It's all about quality control...

Following this morning’s revelation about WiiWare sales targets as told to Kotaku the mysterious NDA breaking WiiWare developer has contacted Eurogamer in order to set the record straight:

I'm concerned this recent threshold news is generating an artificially negative wave of press. The spirit of the threshold was never to screw the developer - it was, as far as I can tell, a quality control mechanism to prevent the service from getting overrun with a bunch of crappy games.

Once the threshold is crossed, the developer is retroactively paid for every single unit sold below the threshold. I know there has been confusion on that point in the past.

From the stats I've seen and heard developers report, the threshold is easily surpassed within the first day, or at least the first week, for many games.

I hear rumours within the dev community that Nintendo recognises a problem here, where occasionally an entirely legitimate game just doesn't make it, and is looking for a way to make exceptions, to ensure small devs are paid even if the threshold is not reached. Just rumours though, so who knows.

I just fear this is one of those things that sounds a lot more evil than it actually is.
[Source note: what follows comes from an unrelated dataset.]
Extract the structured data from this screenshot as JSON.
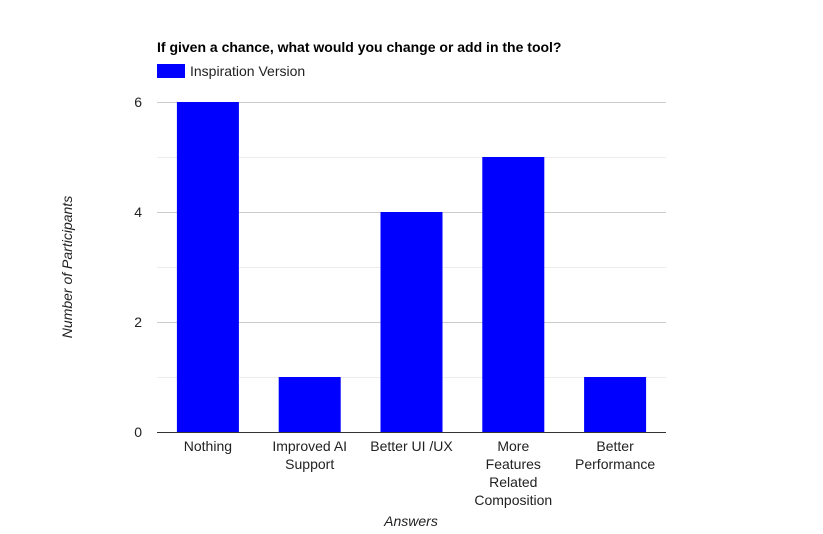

If the intention really is to cut down on ‘crappy’ games then perhaps the bright sparks at Nintendo should judge a game by the Metacritic weighted average rather than place so much faith in the buying habits of WiiWare consumers? After all history has shown us time and time again that not all innovative, quality games manage to generate the sales expected – why should this be any different on WiiWare?

This is a flagrantly unfair policy that punishes earnest indie developers who have often made great personal sacrifices to release their wares on the WiiWare service. In most cases Nintendo are not helping to market the games and there is no way to demo WiiWare games before buying. Who could blame these developers who get stung by this for jumping ship and taking their talent to XBLA or PSN instead?